The total attenuation rate is compared to the worst-case CO2 leakage rate of 5000 kg/d computed earlier in this section. Note that the leakage rate assumes a steady state flow and that the corresponding pressure profile along the fault does not change with time. For Case (a), the total attenuation rate is greater than the leakage rate from the formation, and thus the CO2 leakage rate at top of the fault is zero. This corresponds to a situation that all CO2 leaving the storage formation enters the encountered permeable layers. For Case (b), the CO2 leakage rate at top of fault is zero initially. However once the total attenuation rate starts to decline, more leaking CO2 migrates towards the surface and thus the
leakage rate at top of fault increases asymptotically to its worst-case rate. For Case (c), the total attenuation rate increases to its asymptotic value and the leakage rate at top of fault is zero after 1500 days. For Case (d), the total attenuation rate is less than the worst-case CO2 leakage rate, and thus the attenuation is not enough to appreciably reduce the impact if CO2 leaks at its worst-case rate.

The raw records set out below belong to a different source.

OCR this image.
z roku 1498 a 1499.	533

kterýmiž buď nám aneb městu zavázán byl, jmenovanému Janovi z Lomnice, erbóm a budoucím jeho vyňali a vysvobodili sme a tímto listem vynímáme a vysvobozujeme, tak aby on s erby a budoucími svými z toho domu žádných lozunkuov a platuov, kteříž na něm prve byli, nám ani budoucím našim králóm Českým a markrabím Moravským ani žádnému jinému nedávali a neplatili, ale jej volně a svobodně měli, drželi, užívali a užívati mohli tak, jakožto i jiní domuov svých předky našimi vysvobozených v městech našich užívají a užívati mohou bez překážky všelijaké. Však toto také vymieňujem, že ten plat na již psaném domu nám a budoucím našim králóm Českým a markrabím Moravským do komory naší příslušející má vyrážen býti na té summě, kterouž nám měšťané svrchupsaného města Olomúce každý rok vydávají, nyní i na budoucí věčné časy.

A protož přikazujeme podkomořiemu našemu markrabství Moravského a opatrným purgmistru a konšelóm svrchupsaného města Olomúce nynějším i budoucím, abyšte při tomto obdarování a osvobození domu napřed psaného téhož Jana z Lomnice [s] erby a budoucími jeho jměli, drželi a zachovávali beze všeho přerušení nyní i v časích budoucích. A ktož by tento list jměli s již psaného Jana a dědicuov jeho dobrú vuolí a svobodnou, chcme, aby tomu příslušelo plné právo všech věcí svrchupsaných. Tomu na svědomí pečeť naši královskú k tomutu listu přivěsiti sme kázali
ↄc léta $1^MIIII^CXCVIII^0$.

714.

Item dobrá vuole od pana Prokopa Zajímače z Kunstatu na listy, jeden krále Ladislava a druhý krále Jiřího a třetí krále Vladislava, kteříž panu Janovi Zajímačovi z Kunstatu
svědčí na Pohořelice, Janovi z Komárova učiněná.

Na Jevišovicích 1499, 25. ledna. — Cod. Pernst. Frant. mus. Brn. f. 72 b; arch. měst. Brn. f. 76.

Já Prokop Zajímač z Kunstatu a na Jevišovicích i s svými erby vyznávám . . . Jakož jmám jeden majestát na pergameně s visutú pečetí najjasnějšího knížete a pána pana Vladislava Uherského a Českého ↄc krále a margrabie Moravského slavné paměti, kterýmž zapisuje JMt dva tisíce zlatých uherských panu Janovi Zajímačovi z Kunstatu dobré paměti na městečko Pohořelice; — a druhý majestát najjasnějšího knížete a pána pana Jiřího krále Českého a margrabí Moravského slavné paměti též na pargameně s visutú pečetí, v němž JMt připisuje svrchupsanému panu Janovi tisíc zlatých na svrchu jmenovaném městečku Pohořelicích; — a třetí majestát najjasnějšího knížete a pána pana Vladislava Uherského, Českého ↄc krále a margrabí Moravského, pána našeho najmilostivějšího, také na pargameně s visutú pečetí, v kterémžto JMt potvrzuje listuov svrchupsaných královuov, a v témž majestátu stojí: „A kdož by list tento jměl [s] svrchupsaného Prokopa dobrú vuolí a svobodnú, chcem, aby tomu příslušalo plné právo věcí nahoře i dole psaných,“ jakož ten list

Fig. 6. Total CO2 attenuation rate (cumulative for five attenuation layers intersecting the fault in Fig. 2): (a) pressure elevation 500 psi, constant pressure boundary (legend "CP"); (b) pressure elevation 500 psi, no flow boundary (legend "NF"); (c) pressure elevation 200 psi, constant pressure boundary; (d) pressure elevation 200 psi, no flow boundary. The total attenuation rate is compared with the worst-case CO2 leakage rate along the fault (dashed line). Thus attenuation is comparable to the worst-case flux in all cases except one, meaning that leakage from the top of the fault would be much less
than from the storage formation during the time period.
4. Conclusions
We estimate a plausible range of fault properties from field data using a shale gouge ratio correlation. The corresponding vertical fault permeability is estimated using a permeability multiplier. Using these values and other fault properties measured in the field, we estimate the worst-case leakage flux if a CO2 plume encounters the bottom of the fault. The predicted fluxes along the fault are between 0.1 and 10 mg/m2/s, which correspond to a range from slightly above background to comparable to high fluxes in nature. We use a simple two-phase model to estimate the flow of CO2 from the fault into permeable layers that intersect the fault. The results show that CO2 flux at the top of the fault can be attenuated to zero by the flows into permeable layer above the storage formation. In this case the overall security of the storage scheme would rely heavily on the secondary containment provided by other permeable layers. A sealing fault at other end of the layers yields a temporary attenuation, however, in which case the lack of leakage early in the storage project would give a false sense of security.
One major contribution of this work is that the models are tested using actual field data. This will provide a greater insight for the application of these models and techniques in similar type reservoirs.
Also a greater understanding of the possible rates of leakage will enable policy makers to perform better risk assessment when selecting storage sites for injecting CO2.
Acknowledgements
This work was supported by Center for Frontiers of Subsurface Energy Security (an Energy Frontier Research Center funded by the U.S. Department of Energy, Office of Science, Office of Basic Energy Sciences under Award Number DE-SC0001114), by the Geologic CO2 Storage Joint Industry Project at UT-Austin, and by the Natural Gas Institute of the Americas at the University of Trinidad and Tobago.